Suicides high as northern women get empowered

By Titus Kakembo

Some elders say it's the gods that are not happy with the victims of the LRA insurgency.

Rope 350x210

Suicide rates among men in the northern Ugandan district of Nwoya have shot up in the last six months as women there get economically empowered and know their human rights.

More than 60 men are reported to have taken their lives this year. Such people have their bodies whipped and denied a decent burial as by tradition.

"After surviving the war and depending on hand-outs from NGOs, some men are not ready for real life. These suicides are a post-war trauma," says ActionAid field worker Suzan Atto.

"Traditionally a man's say in the family was final. But today women know their rights and will not hesitate to voice their views."

Kitara Otto, a former LC3 vice chairman of Purungo sub-county, was found hanging lifeless in his hut. His wife Akera said he had lately been behaving suspiciously.

"He accused me of bewitching him."

This has got the males not prepared as cooperatives offer soft loans to boost incomes and equip homes with better farming methods.

"The most affected areas are Goma and Lero where more than 14 cases were recorded," says Frederick Oketcha, the district secretary for community development.

"There are lads under the influence of drugs who opt for suicide too."

But not all is lost for the women left behind to shoulder the responsibility of provision and caretaking for their families.
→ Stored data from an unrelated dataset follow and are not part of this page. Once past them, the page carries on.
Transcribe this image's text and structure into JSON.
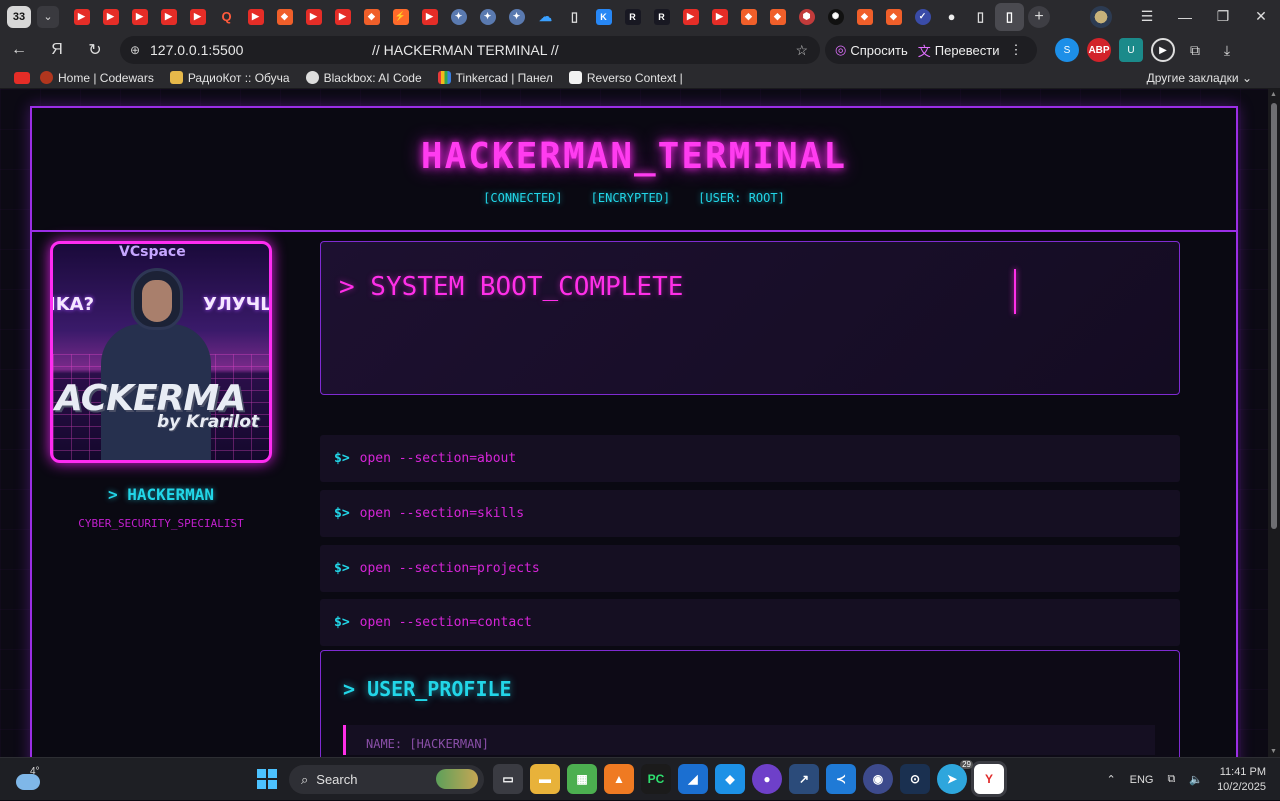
{
  "browser": {
    "tab_count": "33",
    "url": "127.0.0.1:5500",
    "page_title": "// HACKERMAN TERMINAL //",
    "ask_label": "Спросить",
    "translate_label": "Перевести",
    "extension_badge": "ABP",
    "bookmarks": [
      "Home | Codewars",
      "РадиоКот :: Обуча",
      "Blackbox: AI Code",
      "Tinkercad | Панел",
      "Reverso Context |"
    ],
    "other_bookmarks": "Другие закладки"
  },
  "page": {
    "title": "HACKERMAN_TERMINAL",
    "status": [
      "[CONNECTED]",
      "[ENCRYPTED]",
      "[USER: ROOT]"
    ],
    "avatar_texts": {
      "top": "VCspace",
      "left": "IKA?",
      "right": "УЛУЧШ",
      "big": "ACKERMA",
      "by": "by Krarilot"
    },
    "user_name": "> HACKERMAN",
    "user_role": "CYBER_SECURITY_SPECIALIST",
    "boot_message": "> SYSTEM BOOT_COMPLETE",
    "commands": [
      {
        "prompt": "$>",
        "text": "open --section=about"
      },
      {
        "prompt": "$>",
        "text": "open --section=skills"
      },
      {
        "prompt": "$>",
        "text": "open --section=projects"
      },
      {
        "prompt": "$>",
        "text": "open --section=contact"
      }
    ],
    "profile_title": "> USER_PROFILE",
    "profile_line": "NAME: [HACKERMAN]",
    "colors": {
      "magenta": "#ff2fe8",
      "cyan": "#22d6e8",
      "border": "#9b2ee6",
      "background": "#0a0912"
    }
  },
  "taskbar": {
    "temperature": "4°",
    "search_placeholder": "Search",
    "telegram_badge": "29",
    "language": "ENG",
    "time": "11:41 PM",
    "date": "10/2/2025"
  }
}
"Good enough, through cooperatives, women have been equipped with modern farming methods of harvesting rain water to plant vegetables throughout the year. Others have poultry, piggeries and other livestock as an insurance against hard times," says Oketcha.

However, some elders in Gulu are having their own way of looking at it.

They believe that the high suicide incidence in parts of northern Uganda is the work of angry gods, who they say are not happy with the bodies of the dead that were not decently buried during the LRA rebellion.

"Lubanga tye Gulu," (God is up there watching our ways), says John Bitek.